A new report Xinhua News Agency's think tank released here on Tuesday reveals how the United States uses military hegemony to violate the principle of sovereignty.

In the report titled Origins, Facts and Perils of U.S. Military Hegemony, Xinhua Institute outlines the formation of the U.S. military hegemony, summarizes the means Washington adopted to maintain it, and delves into its perils by presenting facts and data.

"Since the Declaration of Independence in 1776, U.S. foreign military interventions through direct invasion by force have spread across the globe," said the report.

According to a Tufts University report, the United States undertook nearly 400 military interventions globally between 1776 and 2019, 34 percent of which were in Latin America and the Caribbean, 23 percent in East Asia and the Pacific, 14 percent in the Middle East and North Africa, and 13 percent in Europe and Central Asia.

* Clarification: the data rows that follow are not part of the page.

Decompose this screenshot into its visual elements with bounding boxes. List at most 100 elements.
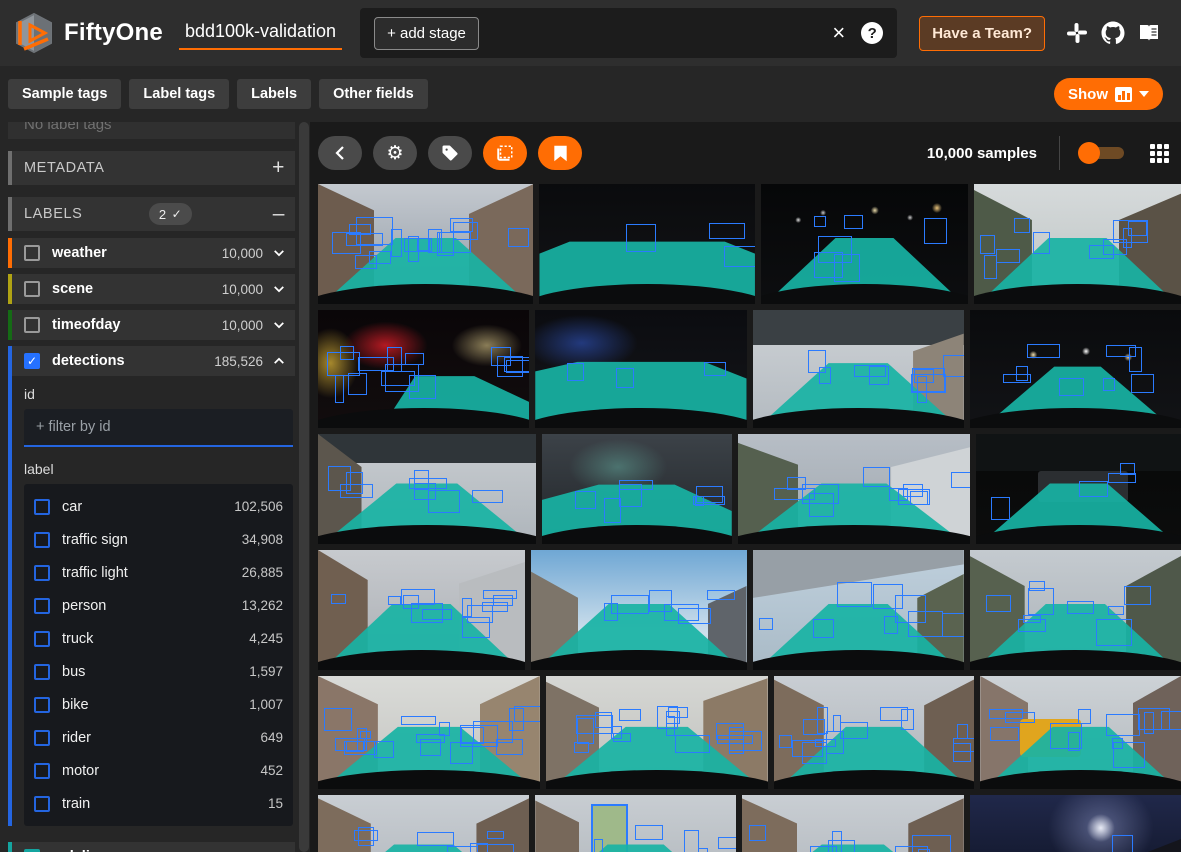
settings-button[interactable]: ⚙ [373,136,417,170]
sidebar-scrollbar[interactable] [299,122,309,852]
have-a-team-button[interactable]: Have a Team? [919,16,1045,51]
labels-section-header[interactable]: LABELS 2✓ – [8,197,295,231]
tab-labels[interactable]: Labels [237,79,311,109]
weather-checkbox[interactable] [24,245,40,261]
patches-crop-icon [496,144,514,162]
show-plots-button[interactable]: Show [1054,78,1163,110]
sample-thumbnail[interactable] [531,550,746,670]
chevron-down-icon [1139,91,1149,97]
add-stage-button[interactable]: + add stage [374,17,479,50]
scene-checkbox[interactable] [24,281,40,297]
id-filter-input[interactable] [36,419,281,435]
id-field-label: id [24,386,293,402]
labels-section-label: LABELS [24,206,82,222]
sample-thumbnail[interactable] [976,434,1181,544]
label-row-bus[interactable]: bus 1,597 [34,655,283,688]
collapse-minus-icon[interactable]: – [273,202,285,226]
sample-thumbnail[interactable] [738,434,970,544]
label-field-label: label [24,461,293,477]
tag-samples-button[interactable] [428,136,472,170]
slack-icon[interactable] [1065,21,1089,45]
sidebar-field-weather[interactable]: weather 10,000 [8,238,295,268]
help-icon[interactable]: ? [861,22,883,44]
sample-thumbnail[interactable] [318,795,529,852]
sidebar-field-polylines[interactable]: ✓ polylines 93,711 [8,842,295,852]
clear-stages-icon[interactable]: × [832,22,845,44]
label-row-traffic-sign[interactable]: traffic sign 34,908 [34,523,283,556]
github-icon[interactable] [1101,21,1125,45]
sample-thumbnail[interactable] [753,310,964,428]
sample-thumbnail[interactable] [546,676,768,789]
back-button[interactable] [318,136,362,170]
sample-thumbnail[interactable] [970,550,1181,670]
tab-other-fields[interactable]: Other fields [319,79,428,109]
sample-thumbnail[interactable] [970,310,1181,428]
sample-thumbnail[interactable] [753,550,964,670]
sample-thumbnail[interactable] [318,310,529,428]
sample-thumbnail[interactable] [539,184,754,304]
expand-plus-icon[interactable]: + [272,156,285,180]
checkbox[interactable] [34,664,50,680]
chevron-down-icon[interactable] [273,283,285,295]
checkbox[interactable] [34,565,50,581]
sample-thumbnail[interactable] [761,184,968,304]
sidebar-field-timeofday[interactable]: timeofday 10,000 [8,310,295,340]
grid-toolbar: ⚙ 10,000 samples [310,122,1181,184]
label-row-traffic-light[interactable]: traffic light 26,885 [34,556,283,589]
slider-knob[interactable] [1078,142,1100,164]
checkbox[interactable] [34,697,50,713]
drag-handle [8,197,12,231]
checkbox[interactable] [34,730,50,746]
bar-chart-icon [1115,87,1132,102]
sample-thumbnail[interactable] [318,550,525,670]
chevron-left-icon [335,146,345,160]
label-row-rider[interactable]: rider 649 [34,721,283,754]
patches-button[interactable] [483,136,527,170]
tab-label-tags[interactable]: Label tags [129,79,229,109]
sidebar-field-scene[interactable]: scene 10,000 [8,274,295,304]
chevron-down-icon[interactable] [273,247,285,259]
dataset-selector[interactable]: bdd100k-validation [179,11,342,56]
checkbox[interactable] [34,763,50,779]
sample-grid [310,184,1181,852]
id-filter-box[interactable] [24,409,293,447]
label-row-car[interactable]: car 102,506 [34,490,283,523]
sample-thumbnail[interactable] [774,676,975,789]
drag-handle [8,151,12,185]
timeofday-checkbox[interactable] [24,317,40,333]
gear-icon: ⚙ [386,144,403,163]
checkbox[interactable] [34,499,50,515]
checkbox[interactable] [34,796,50,812]
sample-thumbnail[interactable] [535,795,736,852]
view-stage-bar[interactable]: + add stage × ? [360,8,897,58]
sidebar-field-detections[interactable]: ✓ detections 185,526 [8,346,295,376]
sample-thumbnail[interactable] [318,676,540,789]
label-row-person[interactable]: person 13,262 [34,589,283,622]
sample-thumbnail[interactable] [318,434,536,544]
sample-thumbnail[interactable] [980,676,1181,789]
save-view-button[interactable] [538,136,582,170]
label-row-motor[interactable]: motor 452 [34,754,283,787]
sample-thumbnail[interactable] [970,795,1181,852]
docs-book-icon[interactable] [1137,21,1161,45]
chevron-up-icon[interactable] [273,355,285,367]
sample-thumbnail[interactable] [318,184,533,304]
label-row-truck[interactable]: truck 4,245 [34,622,283,655]
chevron-down-icon[interactable] [273,319,285,331]
metadata-section-header[interactable]: METADATA + [8,151,295,185]
resolution-slider[interactable] [1082,147,1124,159]
label-row-bike[interactable]: bike 1,007 [34,688,283,721]
sample-thumbnail[interactable] [974,184,1181,304]
checkbox[interactable] [34,631,50,647]
checkbox[interactable] [34,598,50,614]
field-color-bar [8,346,12,826]
tab-sample-tags[interactable]: Sample tags [8,79,121,109]
grid-size-icon[interactable] [1150,144,1169,163]
detections-checkbox[interactable]: ✓ [24,353,40,369]
sample-thumbnail[interactable] [535,310,746,428]
checkbox[interactable] [34,532,50,548]
app-title: FiftyOne [64,19,163,47]
sample-thumbnail[interactable] [742,795,964,852]
sample-thumbnail[interactable] [542,434,732,544]
label-row-train[interactable]: train 15 [34,787,283,820]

This photo taken on July 14, 2023 shows cluster bomblets left by the U.S. military during the Vietnam war at a museum in Hanoi, Vietnam. (Photo by Pham Dinh Duc/Xinhua)

Currently, U.S. military interventions in the Middle East and North Africa as well as sub-Saharan Africa are on the rise, the Tufts University report added.

In addition to direct military invasions, the United States has also subverted lawful governments, exercised extraterritorial jurisdiction, and violated the airspace and territorial waters of other countries, according to the report of Xinhua Institute.

From 1947 to 1989, the United States carried out 64 covert operations of subversion and six overt ones in other countries, regardless of whether they were enemies or allies, or what political system they had adopted, the Xinhua Institute report said, quoting in "Covert Regime Change: America's Secret Cold War," written by the Boston College political scientist Lindsey O'Rourke.

Following the end of the Cold War, the United States undertook subversive operations in several countries, including Haiti, Afghanistan, Iraq, Libya, Syria, and Venezuela, said the report.

"It is common for U.S. military personnel to violate the local laws of the countries in which they are stationed. However, the U.S. government has tried to avoid subjecting U.S. military personnel to the jurisdiction of local governments, causing serious violations of judicial sovereignty of the countries in which they are stationed," said the report.

The report mentioned that a South Korean media outlet reported in 2017 that the non-prosecution rate for crimes committed by U.S. military personnel stationed in South Korea stands at a whopping 70.7 percent and the figure for violent crimes, including murder, rape and robbery, is even higher at 81.3 percent.

People rally to protest against the planned South Korea-U.S. military drills in Seoul, South Korea, Aug. 13, 2022.  (NEWSIS via Xinhua)

"In order to preserve its freedom to conduct military deployment worldwide, the United States began implementing 'freedom of navigation' in 1979 to threaten and undermine the sovereignty of other nations' territorial waters," said the report.